Another one of my needs is the need for relationship. I am an extrovert so I get reenergized by being around people. This can create an interesting difficulty being a stay at home mom. Some days are hard and long, but finding ways to connect to other moms has been a lifesaver! Seeing my husband walk through the door is also a highlight of my day. It gives me the chance to engage in conversation with someone whose age is in the double digits. I need that too.

I have been learning to recognize what my personal needs are and I try my best to communicate that with my husband. It could be as simple as 30 minutes to myself, a grocery store run without kids in tow, a compliment to boost my mood, or some time to just have a real adult conversation. We are still working on our communication. I learned the hard way that my husband doesn’t have supernatural powers to read my mind. Bummer. When I effectively communicate my needs, our marriage is stronger and I am happier, which is really a win win for everyone!

I still have dreams. 

A lot of my dreaming involves my daughters. I dream of the women that I hope to see them become. And I dream about what our family will look like through the coming years and how we will grow and change. But I can have dreams apart from my family as well. I can dream and have goals that don’t involve potty training or sleep training (although that’s a major aspect of my life currently). Having dreams or goals doesn’t make me a bad mom. 

I love to create. I love to connect. And I love to encourage. When I am actively doing those things I feel like I am living out some of my dreams. These dreams of mine may shift and change over the years, but I will never stop chasing them. Part of them will inevitably involve my family, but not entirely. And that really is ok. 

In some ways I am still that person I was before the title of mom was added to my resume. The functionality of my life has changed in almost every aspect, yet I am still me. When I ignore my needs and dreams I can lose site of that person and get lost in the tasks. But I have found a fuller joy in those tasks when I feel the freedom to be me.

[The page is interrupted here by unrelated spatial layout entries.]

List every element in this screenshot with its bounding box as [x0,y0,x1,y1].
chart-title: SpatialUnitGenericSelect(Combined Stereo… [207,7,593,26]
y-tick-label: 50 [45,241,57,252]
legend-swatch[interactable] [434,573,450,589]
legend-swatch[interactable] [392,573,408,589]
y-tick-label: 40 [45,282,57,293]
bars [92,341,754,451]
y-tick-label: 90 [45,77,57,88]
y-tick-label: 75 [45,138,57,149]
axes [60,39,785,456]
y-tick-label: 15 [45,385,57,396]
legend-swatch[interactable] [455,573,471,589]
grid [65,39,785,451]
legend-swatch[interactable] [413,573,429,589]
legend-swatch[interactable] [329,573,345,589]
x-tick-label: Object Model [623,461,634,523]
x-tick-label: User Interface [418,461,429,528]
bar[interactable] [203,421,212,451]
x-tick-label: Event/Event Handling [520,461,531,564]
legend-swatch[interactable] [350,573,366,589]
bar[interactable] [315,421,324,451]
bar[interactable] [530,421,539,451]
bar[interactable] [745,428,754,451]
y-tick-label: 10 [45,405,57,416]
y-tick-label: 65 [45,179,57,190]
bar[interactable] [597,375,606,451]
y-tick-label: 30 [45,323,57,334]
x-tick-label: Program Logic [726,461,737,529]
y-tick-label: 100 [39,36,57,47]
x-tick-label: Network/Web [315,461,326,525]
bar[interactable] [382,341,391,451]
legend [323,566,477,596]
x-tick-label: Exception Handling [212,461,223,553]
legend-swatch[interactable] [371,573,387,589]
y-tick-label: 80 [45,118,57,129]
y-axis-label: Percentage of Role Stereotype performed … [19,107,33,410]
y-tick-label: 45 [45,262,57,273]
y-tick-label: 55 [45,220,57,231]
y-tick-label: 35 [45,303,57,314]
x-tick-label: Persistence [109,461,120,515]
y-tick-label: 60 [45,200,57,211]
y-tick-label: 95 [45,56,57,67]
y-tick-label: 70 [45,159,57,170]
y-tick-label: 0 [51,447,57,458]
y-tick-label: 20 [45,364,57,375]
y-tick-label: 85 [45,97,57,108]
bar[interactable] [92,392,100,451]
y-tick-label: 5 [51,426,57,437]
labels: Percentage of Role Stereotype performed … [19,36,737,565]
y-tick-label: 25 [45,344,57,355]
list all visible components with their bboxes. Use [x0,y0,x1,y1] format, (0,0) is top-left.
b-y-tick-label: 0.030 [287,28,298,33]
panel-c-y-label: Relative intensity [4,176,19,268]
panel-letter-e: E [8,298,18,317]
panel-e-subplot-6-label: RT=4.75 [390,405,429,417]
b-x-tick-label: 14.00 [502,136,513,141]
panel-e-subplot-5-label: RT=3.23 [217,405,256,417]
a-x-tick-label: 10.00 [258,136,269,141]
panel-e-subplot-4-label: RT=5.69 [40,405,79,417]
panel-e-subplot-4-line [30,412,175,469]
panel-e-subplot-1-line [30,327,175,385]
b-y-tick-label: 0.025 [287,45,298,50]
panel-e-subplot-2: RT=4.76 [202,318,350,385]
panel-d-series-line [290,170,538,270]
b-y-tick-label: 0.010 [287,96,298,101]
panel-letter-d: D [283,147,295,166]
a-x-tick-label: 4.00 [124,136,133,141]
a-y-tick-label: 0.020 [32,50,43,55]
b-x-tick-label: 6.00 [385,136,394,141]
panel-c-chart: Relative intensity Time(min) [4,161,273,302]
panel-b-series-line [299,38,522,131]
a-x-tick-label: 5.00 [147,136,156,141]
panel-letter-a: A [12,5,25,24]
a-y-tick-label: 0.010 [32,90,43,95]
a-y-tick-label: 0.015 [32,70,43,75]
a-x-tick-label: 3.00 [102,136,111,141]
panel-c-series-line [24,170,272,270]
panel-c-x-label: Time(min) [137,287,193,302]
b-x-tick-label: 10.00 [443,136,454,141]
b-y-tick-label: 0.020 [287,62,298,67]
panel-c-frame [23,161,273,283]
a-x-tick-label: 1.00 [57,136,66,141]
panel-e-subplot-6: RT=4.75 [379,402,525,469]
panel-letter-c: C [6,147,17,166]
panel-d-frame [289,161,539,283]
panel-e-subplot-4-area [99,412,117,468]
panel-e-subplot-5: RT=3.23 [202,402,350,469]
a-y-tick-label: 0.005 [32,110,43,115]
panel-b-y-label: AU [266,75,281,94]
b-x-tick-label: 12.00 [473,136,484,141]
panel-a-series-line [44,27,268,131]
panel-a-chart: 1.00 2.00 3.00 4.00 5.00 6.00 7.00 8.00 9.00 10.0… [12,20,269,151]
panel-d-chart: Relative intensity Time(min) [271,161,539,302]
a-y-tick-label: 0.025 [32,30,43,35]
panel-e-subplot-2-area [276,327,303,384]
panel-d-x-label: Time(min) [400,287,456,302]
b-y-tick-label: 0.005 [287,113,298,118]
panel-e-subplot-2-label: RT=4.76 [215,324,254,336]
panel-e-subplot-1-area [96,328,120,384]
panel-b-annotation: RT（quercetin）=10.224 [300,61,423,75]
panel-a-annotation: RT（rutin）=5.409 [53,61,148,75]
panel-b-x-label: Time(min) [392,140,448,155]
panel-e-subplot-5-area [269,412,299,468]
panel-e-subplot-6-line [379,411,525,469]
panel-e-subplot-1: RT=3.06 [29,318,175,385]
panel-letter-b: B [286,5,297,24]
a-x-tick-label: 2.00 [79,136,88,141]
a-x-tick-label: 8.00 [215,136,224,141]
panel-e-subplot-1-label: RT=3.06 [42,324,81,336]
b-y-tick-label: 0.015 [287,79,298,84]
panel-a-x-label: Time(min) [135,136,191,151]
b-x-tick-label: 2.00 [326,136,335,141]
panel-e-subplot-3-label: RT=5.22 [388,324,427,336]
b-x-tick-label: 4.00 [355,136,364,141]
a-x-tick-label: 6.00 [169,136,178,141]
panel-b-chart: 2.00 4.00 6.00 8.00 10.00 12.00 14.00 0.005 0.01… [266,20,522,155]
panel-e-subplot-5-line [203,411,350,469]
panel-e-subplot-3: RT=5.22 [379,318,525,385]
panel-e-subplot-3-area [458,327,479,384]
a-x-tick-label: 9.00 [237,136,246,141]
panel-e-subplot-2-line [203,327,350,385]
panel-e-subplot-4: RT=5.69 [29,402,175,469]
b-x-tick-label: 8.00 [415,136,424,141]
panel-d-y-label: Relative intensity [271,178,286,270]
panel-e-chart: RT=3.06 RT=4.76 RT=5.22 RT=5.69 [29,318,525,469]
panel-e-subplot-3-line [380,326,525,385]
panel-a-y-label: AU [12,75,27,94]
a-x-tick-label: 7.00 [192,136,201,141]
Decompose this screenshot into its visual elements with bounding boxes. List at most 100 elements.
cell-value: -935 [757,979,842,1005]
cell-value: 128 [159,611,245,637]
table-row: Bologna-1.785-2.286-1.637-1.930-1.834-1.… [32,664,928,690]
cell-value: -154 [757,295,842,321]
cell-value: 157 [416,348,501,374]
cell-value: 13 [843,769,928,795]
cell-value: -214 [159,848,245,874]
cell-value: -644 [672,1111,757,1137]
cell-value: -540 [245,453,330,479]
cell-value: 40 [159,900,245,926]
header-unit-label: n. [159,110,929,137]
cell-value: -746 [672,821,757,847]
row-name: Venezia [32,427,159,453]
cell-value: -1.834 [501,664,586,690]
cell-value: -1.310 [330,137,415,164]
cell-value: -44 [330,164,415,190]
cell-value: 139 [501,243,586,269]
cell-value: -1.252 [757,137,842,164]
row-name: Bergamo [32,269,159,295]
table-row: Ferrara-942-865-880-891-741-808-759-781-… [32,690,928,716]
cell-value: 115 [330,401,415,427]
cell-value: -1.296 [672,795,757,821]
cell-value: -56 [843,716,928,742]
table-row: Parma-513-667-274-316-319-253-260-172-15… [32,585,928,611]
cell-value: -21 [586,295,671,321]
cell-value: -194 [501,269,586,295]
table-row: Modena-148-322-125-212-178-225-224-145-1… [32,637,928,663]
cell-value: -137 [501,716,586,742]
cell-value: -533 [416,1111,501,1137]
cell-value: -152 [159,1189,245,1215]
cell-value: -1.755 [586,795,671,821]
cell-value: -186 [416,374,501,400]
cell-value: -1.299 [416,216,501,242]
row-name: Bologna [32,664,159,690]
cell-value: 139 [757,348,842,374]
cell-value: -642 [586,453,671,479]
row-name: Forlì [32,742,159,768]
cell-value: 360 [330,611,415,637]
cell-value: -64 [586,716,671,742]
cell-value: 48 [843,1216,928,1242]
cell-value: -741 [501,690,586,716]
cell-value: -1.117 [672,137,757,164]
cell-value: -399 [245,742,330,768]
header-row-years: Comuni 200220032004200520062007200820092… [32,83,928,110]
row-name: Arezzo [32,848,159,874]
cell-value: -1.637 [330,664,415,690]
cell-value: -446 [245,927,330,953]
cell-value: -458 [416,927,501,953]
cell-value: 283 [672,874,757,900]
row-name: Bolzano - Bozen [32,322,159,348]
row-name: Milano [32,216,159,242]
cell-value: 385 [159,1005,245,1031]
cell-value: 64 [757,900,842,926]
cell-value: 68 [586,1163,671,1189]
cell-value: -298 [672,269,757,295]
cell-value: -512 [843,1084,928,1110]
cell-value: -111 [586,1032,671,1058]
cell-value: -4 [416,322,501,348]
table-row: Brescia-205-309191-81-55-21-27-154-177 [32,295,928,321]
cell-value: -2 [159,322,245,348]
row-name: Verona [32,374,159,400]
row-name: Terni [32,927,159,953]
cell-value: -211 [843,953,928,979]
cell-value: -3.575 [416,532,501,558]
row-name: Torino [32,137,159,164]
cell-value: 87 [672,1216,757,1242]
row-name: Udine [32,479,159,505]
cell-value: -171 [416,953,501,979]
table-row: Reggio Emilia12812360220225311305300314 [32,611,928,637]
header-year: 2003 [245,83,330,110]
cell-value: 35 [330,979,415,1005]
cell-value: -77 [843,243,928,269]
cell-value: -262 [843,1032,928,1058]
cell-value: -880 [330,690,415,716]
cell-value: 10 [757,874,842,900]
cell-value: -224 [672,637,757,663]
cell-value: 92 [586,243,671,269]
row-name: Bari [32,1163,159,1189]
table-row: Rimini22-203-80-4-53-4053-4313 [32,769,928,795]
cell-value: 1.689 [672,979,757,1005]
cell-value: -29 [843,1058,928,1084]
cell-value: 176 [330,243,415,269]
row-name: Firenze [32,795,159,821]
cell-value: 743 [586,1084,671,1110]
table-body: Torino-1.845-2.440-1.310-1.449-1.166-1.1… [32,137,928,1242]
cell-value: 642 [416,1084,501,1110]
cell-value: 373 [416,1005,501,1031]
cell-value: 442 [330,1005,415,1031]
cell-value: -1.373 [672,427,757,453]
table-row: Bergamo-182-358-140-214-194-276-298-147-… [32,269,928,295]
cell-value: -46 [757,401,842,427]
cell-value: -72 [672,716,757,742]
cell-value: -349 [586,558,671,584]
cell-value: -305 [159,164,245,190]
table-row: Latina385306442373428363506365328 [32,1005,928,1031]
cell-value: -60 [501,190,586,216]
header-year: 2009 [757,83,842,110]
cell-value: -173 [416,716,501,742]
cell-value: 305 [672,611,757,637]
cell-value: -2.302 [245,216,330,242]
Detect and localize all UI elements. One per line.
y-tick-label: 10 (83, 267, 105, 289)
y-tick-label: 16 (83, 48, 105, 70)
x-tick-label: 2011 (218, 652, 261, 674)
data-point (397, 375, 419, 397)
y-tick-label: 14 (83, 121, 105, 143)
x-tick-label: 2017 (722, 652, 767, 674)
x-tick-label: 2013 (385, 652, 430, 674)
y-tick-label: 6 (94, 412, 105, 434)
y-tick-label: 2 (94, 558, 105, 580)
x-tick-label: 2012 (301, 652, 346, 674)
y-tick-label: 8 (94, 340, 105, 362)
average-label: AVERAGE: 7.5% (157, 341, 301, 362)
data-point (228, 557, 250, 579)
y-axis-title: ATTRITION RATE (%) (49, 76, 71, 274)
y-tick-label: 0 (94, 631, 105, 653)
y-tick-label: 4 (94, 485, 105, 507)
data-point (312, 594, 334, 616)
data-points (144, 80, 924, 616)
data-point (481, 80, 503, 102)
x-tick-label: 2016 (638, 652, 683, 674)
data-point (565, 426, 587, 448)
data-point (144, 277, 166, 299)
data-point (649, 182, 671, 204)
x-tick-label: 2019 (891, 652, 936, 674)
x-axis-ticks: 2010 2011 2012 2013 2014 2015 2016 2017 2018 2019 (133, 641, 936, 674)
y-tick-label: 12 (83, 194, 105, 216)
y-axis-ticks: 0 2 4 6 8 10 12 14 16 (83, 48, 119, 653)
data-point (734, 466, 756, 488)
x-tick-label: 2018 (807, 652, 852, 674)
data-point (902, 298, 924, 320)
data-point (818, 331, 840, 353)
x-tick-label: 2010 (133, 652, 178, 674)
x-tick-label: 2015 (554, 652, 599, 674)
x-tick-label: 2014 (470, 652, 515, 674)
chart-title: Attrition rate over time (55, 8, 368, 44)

Becoming a mom didn’t change who I was, but instead made me realize more clearly who I really am. 

To the mama out there who feels like her identity is simply “mom,” know that isn’t true. While you may have the privilege of wearing the title of “mom” you also can be identified as a wife, sister, friend, encourager, dreamer, and so much more! Even though it can get a little hazy, don’t let motherhood let you lose sight of who you are.